Lymphocytes are one of the most radiation sensitive cells in the body (Panek et al., 2018). To calculate the lymphocyte depletion from our DVHs one would need accurate dose-response relationships, which are not considered in our study. Published in-vitro data on lymphocyte radiosensitivity show that D10, the dose required for 10% lymphocyte survival, is approximately 3.2 Gy (Nakamura et al., 1990), however it is unknown how much dose is required to functionally inactivate lymphocytes, which might require much lower doses. Connecting models such as ours to clinical data will enable us to answer these important questions and customize treatment delivery to achieve specific DVH properties that minimize lymphocyte depletion.

Most of the cerebral vasculature model used in this work were anatomy-based generic path lines, while only 6% were generated directly from vessel segmentation. The purpose of these simplified vasculatures was to ensure homogeneous intracranial blood flow but does not account for complex vascular architecture. The intracranial BFM assumes a constant flow velocity along the paths to guarantee the appropriate blood volume and flow rate through the brain. However, it is known that large arteries can have different flow velocities than venous drainage or perfusion through brain tissue, which is currently not taken into account. Further development based on more advanced imaging technique (i.e. 4D flow MRI) is required to evaluate the detailed hemodynamic of vasculature.

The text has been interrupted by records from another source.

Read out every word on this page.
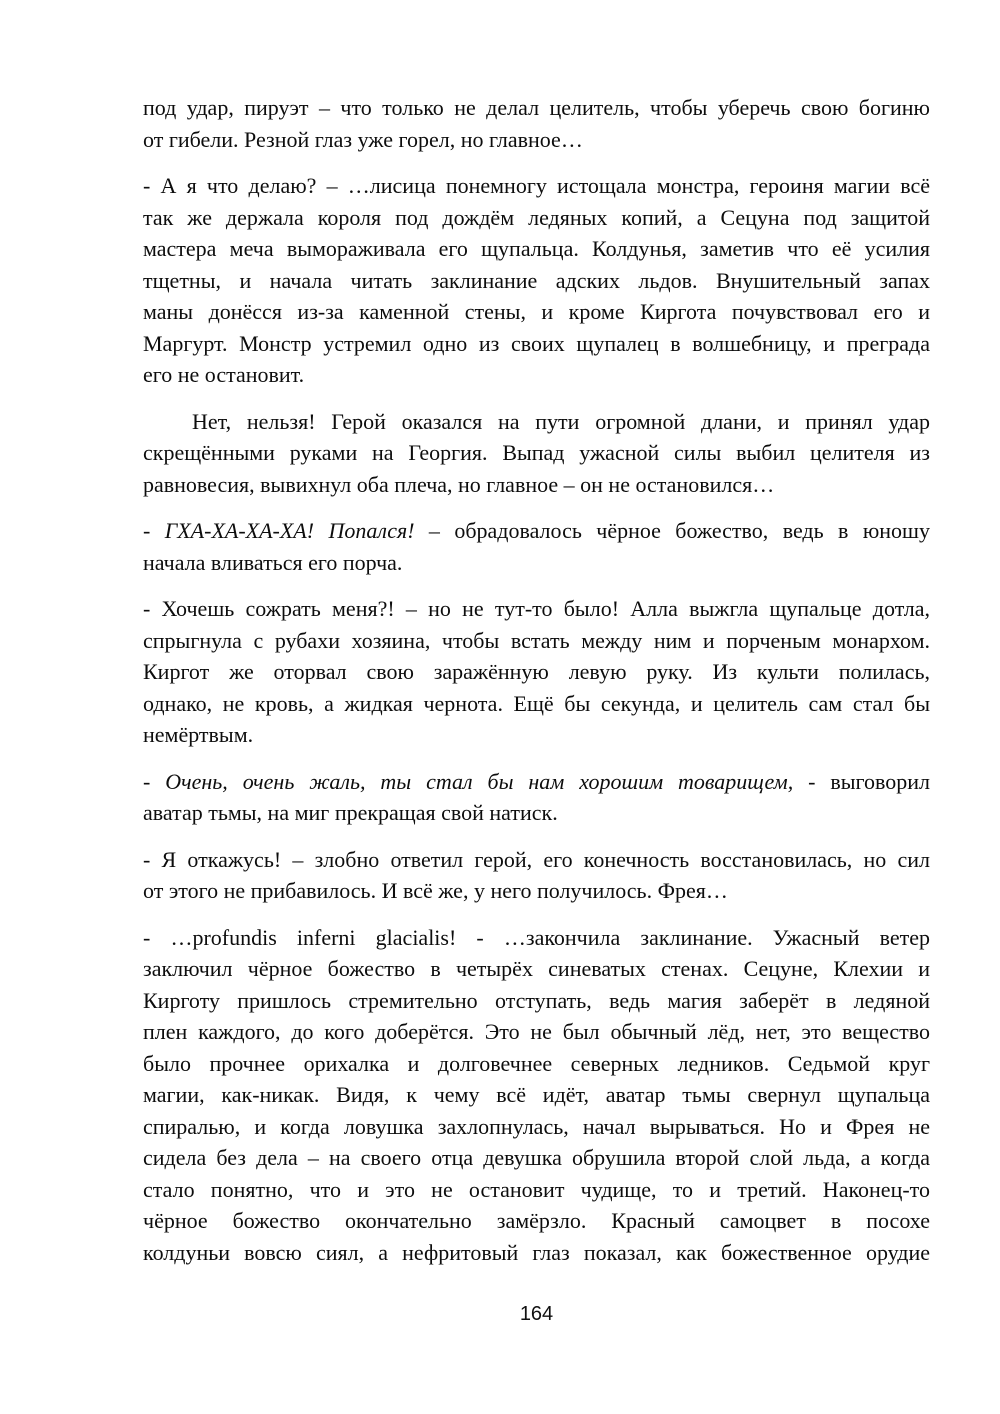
под удар, пируэт – что только не делал целитель, чтобы уберечь свою богиню
от гибели. Резной глаз уже горел, но главное…
- А я что делаю? – …лисица понемногу истощала монстра, героиня магии всё
так же держала короля под дождём ледяных копий, а Сецуна под защитой
мастера меча вымораживала его щупальца. Колдунья, заметив что её усилия
тщетны, и начала читать заклинание адских льдов. Внушительный запах
маны донёсся из-за каменной стены, и кроме Киргота почувствовал его и
Маргурт. Монстр устремил одно из своих щупалец в волшебницу, и преграда
его не остановит.
Нет, нельзя! Герой оказался на пути огромной длани, и принял удар
скрещёнными руками на Георгия. Выпад ужасной силы выбил целителя из
равновесия, вывихнул оба плеча, но главное – он не остановился…
- ГХА-ХА-ХА-ХА! Попался! – обрадовалось чёрное божество, ведь в юношу
начала вливаться его порча.
- Хочешь сожрать меня?! – но не тут-то было! Алла выжгла щупальце дотла,
спрыгнула с рубахи хозяина, чтобы встать между ним и порченым монархом.
Киргот же оторвал свою заражённую левую руку. Из культи полилась,
однако, не кровь, а жидкая чернота. Ещё бы секунда, и целитель сам стал бы
немёртвым.
- Очень, очень жаль, ты стал бы нам хорошим товарищем, - выговорил
аватар тьмы, на миг прекращая свой натиск.
- Я откажусь! – злобно ответил герой, его конечность восстановилась, но сил
от этого не прибавилось. И всё же, у него получилось. Фрея…
- …profundis inferni glacialis! - …закончила заклинание. Ужасный ветер
заключил чёрное божество в четырёх синеватых стенах. Сецуне, Клехии и
Кирготу пришлось стремительно отступать, ведь магия заберёт в ледяной
плен каждого, до кого доберётся. Это не был обычный лёд, нет, это вещество
было прочнее орихалка и долговечнее северных ледников. Седьмой круг
магии, как-никак. Видя, к чему всё идёт, аватар тьмы свернул щупальца
спиралью, и когда ловушка захлопнулась, начал вырываться. Но и Фрея не
сидела без дела – на своего отца девушка обрушила второй слой льда, а когда
стало понятно, что и это не остановит чудище, то и третий. Наконец-то
чёрное божество окончательно замёрзло. Красный самоцвет в посохе
колдуньи вовсю сиял, а нефритовый глаз показал, как божественное орудие
164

Our model does not explicitly consider the patient-specific altered tumor vasculature, which can be highly heterogeneous. As the entire tumor volume is covered with a homogeneous target dose, we think local deviations within that volume would only lead to minor deviations. In general, the blood flow rate in a tumor is limited by the resistance of the heterogeneous network leading to a lower blood velocity; the blood pressure gradient in tumors can be up to 50% lower compared to normal tissues (Lee et al., 2006). In principle, this lower blood speed could be taken into account and even the detailed vasculature in the tumor region could be included if patient-specific, high-resolution MRI data were available.

We have tested the code for robustness towards stochastic fluctuations by varying the offset to delivery start and conclude that our model is stable using the current number of particles for the parameters explored in this investigation. Using 22.17×106 BP, the blood DVH for one single fraction (three fields) takes 6 min to calculate. However, for very high delivery speeds it might be necessary to increase the number of particles simulated explicitly in the brain to reduce stochastic variations, requiring longer calculation times and more memory.

5. Conclusion

We have presented a whole-body blood flow model with explicit blood particle tracking in the brain to estimate the dose to the circulating blood during the course of radiation therapy. Furthermore, we have investigated how different dose distributions, delivery and physiological parameters could impact the dose received by the blood pool during fractionated radiation therapy. Investigating different delivery parameters and how they affect the dose to the circulating lymphocytes will allow us to better understand radiation-induced lymphopenia and could open the door to optimizing and tailoring the delivery to reduce lymphocyte depletion.